SAN FRANCISCO -- Full grown, the light brown apple moth is about half the size of a quarter: a little dirt-colored insect with an adult life span shorter than the average summer vacation.
But, oh, what an eater. As a caterpillar, the moth feeds on flowers, fruits and firs, a menu that can include corn and tomatoes for dinner, and cherries, peaches and plums for dessert. So omnivorous is the moth that some entomologists call it the "light brown everything moth."
It is exactly that appetite that has state and federal officials in California worried. A native of Australia, the moth had not been seen in the continental United States before February, when a retired entomologist discovered one in a trap behind his house in Berkeley, just across the bay from here and within fluttering distance of one of the nation's most important agricultural regions.
The moth has since been found in nine California counties, including Napa, where the discovery of a single specimen set off alarm bells for winemakers and farmers.
"It is a significant pest of wine grapes, and because that's what we grow, that's what caught our attention," said Greg Clark, assistant agricultural commissioner in Napa County. "And if we have an infestation here, it's likely it could move into other agricultural regions."
Over the years, California has faced a number of threats to its agriculture. Perhaps the most famous invasive pest was the Mediterranean fruit fly, or medfly, which prompted a statewide panic - and aerial spraying - in the early 1980s, when it appeared to be threatening the state's billion-dollar citrus industry.
No one is predicting that kind of response this time. Then again, no one is taking the chance. "People want to see this pest dealt with quickly and decisively," Clark said. "Because there's always another pest over the horizon."
Spraying began recently in Oakley, a Bay Area suburb where masked workers went bush to bush with organic pesticides, with further treatments planned for today in Napa, thought to be the northernmost border of the moth invasion.
The problem seems even more serious to the south in Santa Cruz County, where nearly 3,500 moths have been discovered and where farmers and agricultural officials have set thousands of traps in wholesale nurseries to try to safeguard the county's $73 million industry in shrubs, trees and other ornamental flora. Statewide, agricultural officials say California could lose more than $100 million because of increased production control and pest control.
Chief among growers' concerns is the possibility that foreign markets will begin to reject California crops. To that end, the federal Department of Agriculture and the California Department of Food and Agriculture have declared quarantines for the affected counties, barring the transportation of crops or plants around the state without inspections.

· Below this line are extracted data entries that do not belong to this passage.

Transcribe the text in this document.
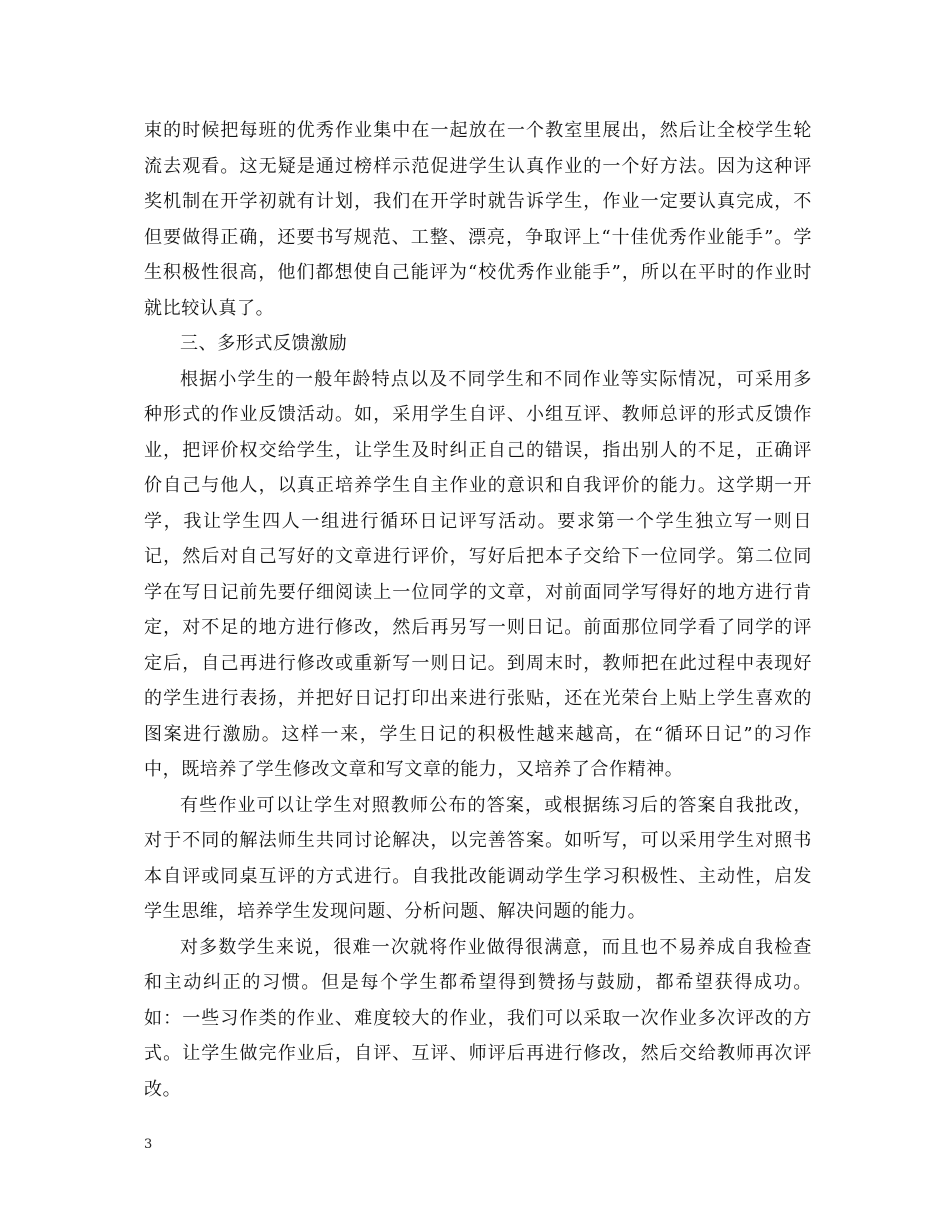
束的时候把每班的优秀作业集中在一起放在一个教室里展出，然后让全校学生轮流去观看。这无疑是通过榜样示范促进学生认真作业的一个好方法。因为这种评奖机制在开学初就有计划，我们在开学时就告诉学生，作业一定要认真完成，不但要做得正确，还要书写规范、工整、漂亮，争取评上“十佳优秀作业能手”。学生积极性很高，他们都想使自己能评为“校优秀作业能手”，所以在平时的作业时就比较认真了。

三、多形式反馈激励

根据小学生的一般年龄特点以及不同学生和不同作业等实际情况，可采用多种形式的作业反馈活动。如，采用学生自评、小组互评、教师总评的形式反馈作业，把评价权交给学生，让学生及时纠正自己的错误，指出别人的不足，正确评价自己与他人，以真正培养学生自主作业的意识和自我评价的能力。这学期一开学，我让学生四人一组进行循环日记评写活动。要求第一个学生独立写一则日记，然后对自己写好的文章进行评价，写好后把本子交给下一位同学。第二位同学在写日记前先要仔细阅读上一位同学的文章，对前面同学写得好的地方进行肯定，对不足的地方进行修改，然后再另写一则日记。前面那位同学看了同学的评定后，自己再进行修改或重新写一则日记。到周末时，教师把在此过程中表现好的学生进行表扬，并把好日记打印出来进行张贴，还在光荣台上贴上学生喜欢的图案进行激励。这样一来，学生日记的积极性越来越高，在“循环日记”的习作中，既培养了学生修改文章和写文章的能力，又培养了合作精神。

有些作业可以让学生对照教师公布的答案，或根据练习后的答案自我批改，对于不同的解法师生共同讨论解决，以完善答案。如听写，可以采用学生对照书本自评或同桌互评的方式进行。自我批改能调动学生学习积极性、主动性，启发学生思维，培养学生发现问题、分析问题、解决问题的能力。

对多数学生来说，很难一次就将作业做得很满意，而且也不易养成自我检查和主动纠正的习惯。但是每个学生都希望得到赞扬与鼓励，都希望获得成功。如：一些习作类的作业、难度较大的作业，我们可以采取一次作业多次评改的方式。让学生做完作业后，自评、互评、师评后再进行修改，然后交给教师再次评改。

3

Like many states, California is dealing with a variety of other invasive pests and diseases, each with a more evocative name than the last, like the glassy winged sharpshooter (which can be devastating to citrus groves and vineyards) and the red imported fire ant, a nasty little insect whose bites can result in pain and welts.
Officials say they do not know how the moth got here, but that it may have come via a host plant brought by a homesick emigre. "California is a popular place, and people come and bring their favorite plant along," said A.G. Kawamura, California's secretary of agriculture. The moth infestation has also renewed cries from officials like Kawamura who believe that agricultural border inspections should be returned to the province of federal agricultural officials. The job is performed by the Department of Homeland Security, which some critics say does not have the expertise to spot incoming pests like the moth. Sen. Dianne Feinstein, a California Democrat, recently introduced a bill in Congress to move inspections back to the Department of Agriculture.
Russ Knocke, a homeland security spokesman, disputes the notion that the federal agriculture agency would do a better job. "If someone in this department said everything is working properly and everything is perfect, that person should be removed," Knocke said. "But for someone to express that rearranging the deck chairs - again - is going to be the solution, I'm going to flatly reject it."
Regardless of its method of entry or which agency ultimately takes the lead, getting rid of the moth is going to be a challenge. James R. Carey, a professor of entomology at the University of California, Davis, said that eradication efforts were often fruitless, particularly when large numbers of insects had been found.
"These pests can be there at subdetection levels for years, if not decades," said Carey, who worked on the medfly infestation. "They operate - cancer is a good analogy - they operate in little pockets and then boom, the conditions come together, both climatic and microevolution, and then they appear."